I want to know more about a particular case. I've seen it referred to a couple of different ways:

  • Tame v New South Wales [2002] HCA 35
  • Tame v New South Wales (2002) 211 CLR 317

How can I access information about these cases?

1 Answer 1


The quickest way to get the text of Australian judgements is through AustLII.

Reading the citation


Tame v New South Wales

In this case, the parties are (Clare Janet) Tame and (the State of) New South Wales.





There is a subtle distinction between the above years: in brackets [] is generally (but not always) the year that the judgement was made, which may or may not be the year that the case was reported, which appears in parentheses ().

This case was both decided in, and reported in this law report, in 2002.



Where the citation includes brackets - [] - the abbreviation that follows is the unique court identifier of the court where the judgement occurred. This case was decided in the High Court of Australia. For a list of courts and abbreviations, see AustLII's table of Australian case law. This is called a medium-neutral citation.

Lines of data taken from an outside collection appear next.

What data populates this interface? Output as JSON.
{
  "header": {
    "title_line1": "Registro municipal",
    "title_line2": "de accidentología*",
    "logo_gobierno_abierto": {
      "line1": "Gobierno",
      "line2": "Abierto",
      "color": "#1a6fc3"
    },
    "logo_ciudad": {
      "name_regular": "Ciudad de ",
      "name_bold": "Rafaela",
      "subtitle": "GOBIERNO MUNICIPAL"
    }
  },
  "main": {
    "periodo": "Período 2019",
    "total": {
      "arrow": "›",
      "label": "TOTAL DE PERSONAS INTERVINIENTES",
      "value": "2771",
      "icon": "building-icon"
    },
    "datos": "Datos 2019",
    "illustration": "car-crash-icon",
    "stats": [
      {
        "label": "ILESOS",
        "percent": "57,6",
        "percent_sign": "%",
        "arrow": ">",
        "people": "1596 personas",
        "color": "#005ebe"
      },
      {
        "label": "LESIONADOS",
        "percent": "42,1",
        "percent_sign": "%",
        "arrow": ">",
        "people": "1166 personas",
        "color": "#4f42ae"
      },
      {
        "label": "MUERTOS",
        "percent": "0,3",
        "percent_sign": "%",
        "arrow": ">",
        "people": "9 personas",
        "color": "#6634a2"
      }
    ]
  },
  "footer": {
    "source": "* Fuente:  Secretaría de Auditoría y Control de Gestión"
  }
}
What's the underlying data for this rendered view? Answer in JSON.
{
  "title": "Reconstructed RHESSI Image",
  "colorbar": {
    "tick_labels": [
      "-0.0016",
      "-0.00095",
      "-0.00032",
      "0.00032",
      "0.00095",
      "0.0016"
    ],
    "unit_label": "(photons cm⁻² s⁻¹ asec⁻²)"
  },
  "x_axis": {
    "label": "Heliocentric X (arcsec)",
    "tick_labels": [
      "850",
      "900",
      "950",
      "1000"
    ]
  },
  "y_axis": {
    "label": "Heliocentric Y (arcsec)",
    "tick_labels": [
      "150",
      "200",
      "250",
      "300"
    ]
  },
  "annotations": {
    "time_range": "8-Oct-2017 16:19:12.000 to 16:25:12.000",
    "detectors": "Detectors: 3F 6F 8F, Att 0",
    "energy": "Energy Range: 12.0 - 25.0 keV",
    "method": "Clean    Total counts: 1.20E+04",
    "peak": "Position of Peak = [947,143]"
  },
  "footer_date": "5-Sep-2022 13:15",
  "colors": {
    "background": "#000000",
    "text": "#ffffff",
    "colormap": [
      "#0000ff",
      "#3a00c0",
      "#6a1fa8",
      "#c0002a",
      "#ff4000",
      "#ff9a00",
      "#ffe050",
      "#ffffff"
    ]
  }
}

Some reports are organised by year - unfortunately, there is no pattern to this - and they will have the year in brackets also. If more than one volume of a report of this kind is produced in this year, the volume number will appear between the year and the abbreviation as below.

Report number and series

211 CLR

Where the year appears in parentheses - () - and a number, then an abbreviation follows, these are the volume and abbreviation of the law report. In this case, it is the 221st volume of the Commonwealth Law Reports.

Pinpoint reference

  • Tame v New South Wales [2002] HCA 35
  • Tame v New South Wales (2002) 211 CLR 317

The final number is the pinpoint reference. In a medium-neutral citation, this is the judgement number - the nth judgement that year.

In all other cases, it is the page on which the judgement commences in the law report.

Authorised and authoritative law reports

All law reports are authoritative and can be employed in court, however the authorised law reports of a court are the official law reports - there is only one for each court. Judgements that highlight a novelty or a particular point of law are generally reported in the authorised law report.

How to use a citation

The practical upshot of this is that AustLII provides LawCite, which is a free case citator - you can search for cases.

All you need is either:

  • The year, court abbreviation, and judgement number, or
  • The volume, report abbreviation, and page number

In the above examples, these would be

  • 2002 HCA 35, and
  • 211 CLR 317

... respectively. This is referred to in the citator as the citation (which is confusing because the entire thing is a citation).

LawCite provides, for your convenience, a table of:

  • Cases that cite the case your case,
  • Law reform reports referring to your case,
  • Law journals referring to your case
  • Legislation cited in the case your case, and
  • Cases and articles cited in your case.

These are extremely useful in finding related cases during your research.